Retrospectivity, then, is central. Retrospectivity also helps us understand the “necessity” that defines the relations between the moments and that drives thought onwards from the simple and abstract towards the complex and concrete. I’ve already pointed out that this isn’t the necessity of logical deduction. It’s also not causal necessity (not even in works, such as the Phenomenology, in which Hegel employs a historical dialectic that unfolds over time rather than a systematic one looking at interrelations in a given whole, as in the Logic or the Philosophy of Right). Rather, it is a conceptual necessity. Some moments have to be part of the whole in order for the concept to have the meaning that it has. Such necessity can only be retrospectively reconstructed, when I already know what the concept means. There is thus nothing in this necessity that can be used to predict the future or to deduce a more rational order than the one defined by the concepts that we hold to be valid today.

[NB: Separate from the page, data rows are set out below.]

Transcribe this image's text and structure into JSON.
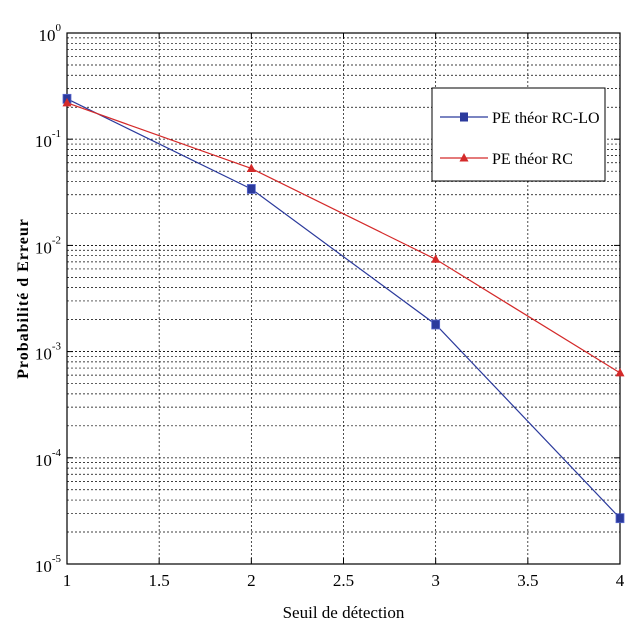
{
  "chart_data": {
    "type": "line",
    "title": "",
    "xlabel": "Seuil de détection",
    "ylabel": "Probabilité d Erreur",
    "xlim": [
      1,
      4
    ],
    "ylim": [
      1e-05,
      1
    ],
    "yscale": "log",
    "grid": true,
    "legend_position": "top-right",
    "xticks": [
      1,
      1.5,
      2,
      2.5,
      3,
      3.5,
      4
    ],
    "xtick_labels": [
      "1",
      "1.5",
      "2",
      "2.5",
      "3",
      "3.5",
      "4"
    ],
    "yticks": [
      {
        "value": 1,
        "base": "10",
        "exp": "0"
      },
      {
        "value": 0.1,
        "base": "10",
        "exp": "-1"
      },
      {
        "value": 0.01,
        "base": "10",
        "exp": "-2"
      },
      {
        "value": 0.001,
        "base": "10",
        "exp": "-3"
      },
      {
        "value": 0.0001,
        "base": "10",
        "exp": "-4"
      },
      {
        "value": 1e-05,
        "base": "10",
        "exp": "-5"
      }
    ],
    "series": [
      {
        "name": "PE théor RC-LO",
        "color": "#2b3a9c",
        "marker": "square",
        "x": [
          1,
          2,
          3,
          4
        ],
        "y": [
          0.24,
          0.034,
          0.0018,
          2.7e-05
        ]
      },
      {
        "name": "PE théor RC",
        "color": "#d42a2a",
        "marker": "triangle",
        "x": [
          1,
          2,
          3,
          4
        ],
        "y": [
          0.22,
          0.053,
          0.0074,
          0.00063
        ]
      }
    ]
  }
}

But if dialectics can only operate retrospectively, does that mean that it cannot generate new knowledge? If so, what is the point of it? My answer would be that even a dialectic that only operates retrospectively can generate new knowledge, in two ways: one that employs the dialectic more or less like Hegel does it, and another that takes the dialectic beyond Hegel, in the direction of Adorno’s negative dialectics (thus generating a knowledge that is critical and undermines idealist systems like Hegel's). 

To start with the first of these options, the retrospective procedure involves a clarification of the concept. That I already at the start possess the concept of a thing doesn’t mean that I possess it clearly. For instance, I can know George very well without having clarified to myself exactly what constitutes this knowledge. The same, obviously, applies to self-knowledge. Who hasn't had moments of shock or revelation when encountering memories of past events that we then retrospectively recognize as defining moments in our lives, as constitutive of what we are today? Hegel himself recognizes that we can have the concept of a thing without possessing it clearly. That is why, for instance, he can set it up as a task for philosophy to comprehend its age in thought, a task of self-clarification that is not so different from the self-clarification carried out on an individual scale in psychoanalysis. But not even successful self-clarification results in a concept that can be directly put in words. The concept can ultimately only be expressed through the totality of its moments and that in turn means that it’s impossible to express it in a unitary, simple way that is free from contradiction. The riddle-like reference to the rose in the cross in the preface to the Philosophy of Right is an example of this. 

To illustrate the second way, that of taking the dialectic beyond Hegel, let me return to George. What Hegel ultimately misses in his insistence on dialectics as a retrospective reconstruction of meaning is the problem of how to account for the things that have to be suppressed or forgotten for this meaning to arise. Let us imagine that George totally unexpectedly walks into the room, after I’ve finished telling you my stories and anecdotes about him. Frankly, I feel a bit disturbed by this appearance of the real object of my stories. Anxiously I look at your faces, searching for reactions. I know that you are all busy judging for yourselves whether I have been right or wrong. Suddenly I’m made aware of what Adorno calls the non-identify of concept and object, and this awareness triggers another kind of logic than the Hegelian one, a logic of disintegration that threatens the integrity of the concept. I’m no longer sure who George is.